“And is my cousin, Mr. Vernon, here to-night?” he asked, smiling.

I replied I supposed not; he had received no card when we had parted that morning, and I knew of none since.

“I shall be very glad to meet him,” said Overton. “I think him a fine fellow, in spite of our disagreement. I see you are not playing.”

“I have no taste for play, strange to say.”

“Do not try to acquire it,” he said; “it is wrong, you may depend upon it; but indulgence in it makes many believe it to be right. Every time you look at a sin, it gets better looking.”

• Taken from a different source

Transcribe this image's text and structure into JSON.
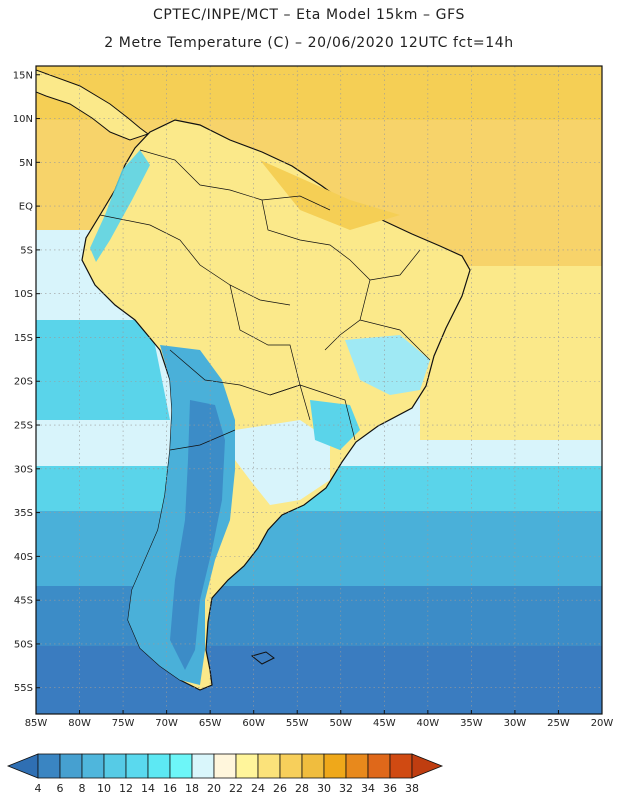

I was surprised to hear sin mentioned in the society of such elegant and well-bred sinners as I saw around me, who never alluded to it, except officially, as it were, on Sunday, when they all declared themselves miserable sinners—for that occasion only. Overton then sauntered over toward Lady Arabella, who seemed to recognize his approach by instinct. She turned to him, her cards in her hands, and flushed deeply; he gazed at her sternly as if in reproof, and, after a slight remark or two, moved off, to her evident chagrin.

Daphne being near me then, I said to her with a forced laugh,—

“What is the meaning, I beg you to tell me, of the pantomime between Lady Arabella and Captain Overton?”

Daphne hesitated, and then said,—

“Captain Overton was one of the gayest men about London until a year or two ago. Since then, it is said, he has turned Methody. It is believed he goes to Mr. Wesley’s meetings, although he has never been actually caught there. He lives plainly, and, some say, he gives his means to the poor; he will not go to the races any more, nor play, and he does not like to see Arabella play.”